Cinema
Filmes de culto I: "A Clockwork Orange" por Filipe Lopes
Stanley Kubrick deixou-nos um legado extraordinário em quase cinquenta anos de carreira como realizador, no entanto, desde a sua primeira longa metragem, "Fear and Desire" (1953), até "De Olhos Bem Fechados" (1999), dirigiu bastantes menos filmes do que esse quase meio século poderia fazer supor. Feitas as contas, foram treze as obras que o imortalizaram, filmadas com intervalos cada vez maiores, distando a última, doze anos da penúltima ("Nascido Para Matar" - 1987) e esta, sete anos da anterior ("Shinning" - 1980). Esse espaço temporal é demonstrativo da forma como Kubrick se entregava ao trabalho, passando cada um dos seus filmes, sobretudo os últimos, por um processo de gestação bastante longo, em que cada plano era pensado ao pormenor e cada take poderia ser repetida até à exaustão. Cineasta de um perfeccionismo extremo, transmite nas películas que fez as suas próprias preocupações, sobretudo sociais, sempre com algum desencanto sobre a vida e um olhar cínico de quem não admite cedências aos interesses instalados dos Grandes Estúdios e da Indústria Cinematográfica americanos. À sua independência não é alheio o facto de se ter isolado em Inglaterra grande parte da sua vida, país onde faleceu a Março de 1999, meses antes de ver estreada a sua derradeira obra, o já referido "Eyes Wide Shut" ("De Olhos Bem Fechados"). Deixou por concretizar, pelo menos, dois projectos: um sobre a vida de Napoleão Bonaparte, e outro, "A.I. - Inteligência Artificial" (2001), que acabou por ser feito por Steven Spielberg, seguindo, como foi amplamente noticiado, a sua vontade.

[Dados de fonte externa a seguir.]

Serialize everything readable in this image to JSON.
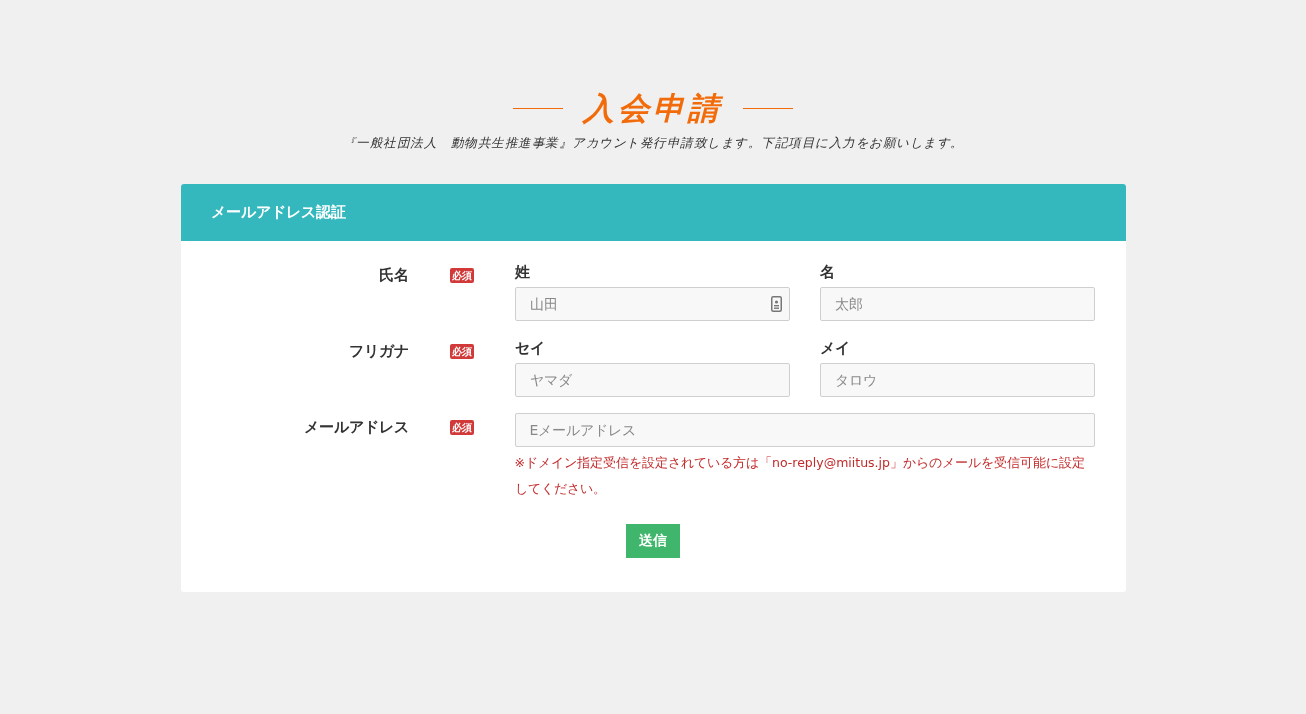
{
  "page": {
    "title": "入会申請",
    "subtitle": "『一般社団法人　動物共生推進事業』アカウント発行申請致します。下記項目に入力をお願いします。"
  },
  "card": {
    "header": "メールアドレス認証",
    "rows": [
      {
        "kind": "pair",
        "label": "氏名",
        "required": true,
        "required_badge": "必須",
        "fields": [
          {
            "label": "姓",
            "placeholder": "山田",
            "has_icon": true
          },
          {
            "label": "名",
            "placeholder": "太郎",
            "has_icon": false
          }
        ]
      },
      {
        "kind": "pair",
        "label": "フリガナ",
        "required": true,
        "required_badge": "必須",
        "fields": [
          {
            "label": "セイ",
            "placeholder": "ヤマダ",
            "has_icon": false
          },
          {
            "label": "メイ",
            "placeholder": "タロウ",
            "has_icon": false
          }
        ]
      },
      {
        "kind": "single",
        "label": "メールアドレス",
        "required": true,
        "required_badge": "必須",
        "placeholder": "Eメールアドレス",
        "note": "※ドメイン指定受信を設定されている方は「no-reply@miitus.jp」からのメールを受信可能に設定してください。"
      }
    ],
    "submit": "送信"
  }
}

A crítica é unânime em considerar Stanley Kubrick um realizador genial e "2001, Odisseia no Espaço" (1968), é tido pela generalidade da comunidade cinéfila, como a grande referência da sua filmografia e uma das maiores obras-primas da História do Cinema, embora não sejam de desprezar (muito pelo contrário) títulos como "Dr. Estranho Amor" (1964), "Barry Lyndon" (1975), "Shinning" ou "Nascido Para Matar". 1971 é o ano que vê chegar às salas de cinema uma das películas que mais celeuma provocou, um pouco por todo o lado, sobretudo nos meios mais conservadores: "Laranja Mecânica", cujo cartaz de promoção anunciava como uma história de sexo, ultra-violência e Beethoven. A década de 60 do movimento hippie e do flower-power estava ainda viva na memória de todos, ao american way of life tradicional contrastava a máxima sex, drugs & rock'n roll, as manifestações contra a Guerra do Vietname sucediam-se e o Festival de Woodstock ganhara, entretanto, contornos de lenda. Mas o mundo, mesmo neste contexto, ainda não estava preparado para receber um fortíssimo murro no estômago em forma de filme, que analisava a sociedade de uma forma cruel e a alertava para os perigos existentes no caminho por que estava (hoje, ainda mais) a seguir. Uma coisa é certa, a sua estreia recolheu tudo menos opiniões consensuais: se uns defendiam a sua estética formal ou a mensagem que lhe estava subjacente, outros condenavam as cenas de sexo e violência brutais nele contidas, responsáveis, inclusivamente, pela proibição da sua exibição em vários países, com o Reino Unido à cabeça. Ainda assim a Academia nomeou-o (!!!) para alguns dos Oscar mais importantes, incluindo o de melhor filme que perdeu para "The French Connection" ("Os Incorruptíveis Contra a Droga"). Injusto, considero eu, mas a atribuição das estatuetas douradas e até mesmo a nomeação para as diferentes categorias, não têm, ao longo da história, primado propriamente pela justiça nas decisões (com algumas excepções, claro, como a justíssima vitória de "Million Dollar Baby" na última cerimónia). De qualquer modo a divisão que "Laranja Mecânica" provocou, aliada à interdição a que foi sujeita, fez dela uma película marginalizada, pelo que rapidamente se transformou num extraordinário fenómeno de culto que viu crescer estrondosamente a sua legião de fãs à escala planetária.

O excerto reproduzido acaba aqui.